The Muslim Brotherhood vs Al-Qaeda

Both are Islamist, so it's easy to lump them together, but they're different kinds of organizations. The Muslim Brotherhood (founded 1928) is a mass movement rooted in Egypt that primarily built schools, charities, and political networks to Islamize society from within. Al-Qaeda (founded decades later) is a transnational terrorist network that uses violence against global targets. On the exam, the Brotherhood works best as an example of organized social-political resistance, while Al-Qaeda exemplifies movements that used violence against civilians, a distinction Topic 8.7 explicitly draws.

Key things to remember about the Muslim Brotherhood

  • The Muslim Brotherhood was founded in Egypt in 1928 by Hasan al-Banna to make Islam the guiding force in law, politics, education, and daily life.

  • It emerged as a reaction against British colonial influence and the secular, Westernizing direction of Egyptian government, making it a core Topic 8.7 example of resistance to existing power structures.

  • The Brotherhood grew through schools, clinics, and charities, which made it a mass social movement and not just a political party.

  • It illustrates that 20th-century resistance to Western power could be religious, not only nationalist or communist.

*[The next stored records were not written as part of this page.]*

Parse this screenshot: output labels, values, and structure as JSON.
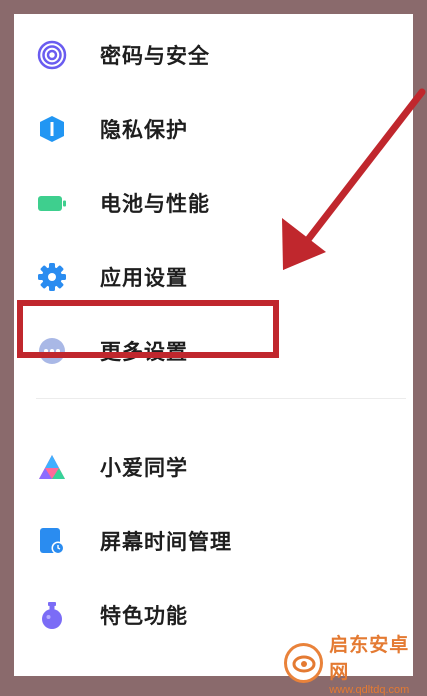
{
  "menu": {
    "items": [
      {
        "label": "密码与安全",
        "icon": "fingerprint-icon"
      },
      {
        "label": "隐私保护",
        "icon": "privacy-shield-icon"
      },
      {
        "label": "电池与性能",
        "icon": "battery-icon"
      },
      {
        "label": "应用设置",
        "icon": "gear-icon"
      },
      {
        "label": "更多设置",
        "icon": "more-dots-icon"
      },
      {
        "label": "小爱同学",
        "icon": "xiaoai-icon"
      },
      {
        "label": "屏幕时间管理",
        "icon": "screen-time-icon"
      },
      {
        "label": "特色功能",
        "icon": "flask-icon"
      }
    ]
  },
  "annotation": {
    "highlight_color": "#c0272d",
    "target": "更多设置"
  },
  "watermark": {
    "title": "启东安卓网",
    "url": "www.qdltdq.com"
  },
  "colors": {
    "fingerprint": "#6a5cf0",
    "shield": "#2196f3",
    "battery": "#3ecf8e",
    "gear": "#2a8cf0",
    "more": "#a9b8e6",
    "flask": "#7b6cf6"
  }
}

  • Don't confuse it with Al-Qaeda; the Brotherhood mostly worked through social institutions and politics within Egypt, while Al-Qaeda is a transnational terrorist organization.

  • After the 2011 Arab Spring, the Brotherhood briefly won power in Egypt, making it a strong continuity example connecting Unit 8 resistance to Unit 9 events.

Frequently asked questions about the Muslim Brotherhood

What is the Muslim Brotherhood in AP World History?

It's an Islamist organization founded in Egypt in 1928 by Hasan al-Banna that pushed for Islam to shape government, law, and society. In AP World it appears in Topic 8.7 as an example of a group reacting against existing power structures, specifically British colonial influence and secular rule.

Is the Muslim Brotherhood the same as Al-Qaeda?

No. Both are Islamist, but the Brotherhood is a mass movement based in Egypt that mainly used social services and political organizing, while Al-Qaeda is a transnational terrorist network. On the exam, treat them as two different kinds of 20th-century responses to Western power.

Was the Muslim Brotherhood a violent organization?

Mostly not in its core activities, which were schools, charities, and political work, but factions linked to it did use violence at points and governments repeatedly banned it. That mix is useful for complexity points, since the Brotherhood doesn't fit cleanly into a violent or nonviolent category.

Why did the Muslim Brotherhood form in 1928?

Hasan al-Banna founded it in response to British influence in Egypt and what he saw as the corrupting effects of Western secularism. He argued that returning Islam to the center of public life would restore Egyptian society.

Is the Muslim Brotherhood on the AP World exam?

It can show up in multiple-choice or short-answer questions tied to Topic 8.7 (Global Resistance in the 20th Century), and it's strong evidence for LEQs about reactions to Western power or decolonization. No released FRQ has used the term verbatim, but it fits the resistance prompts the exam asks regularly.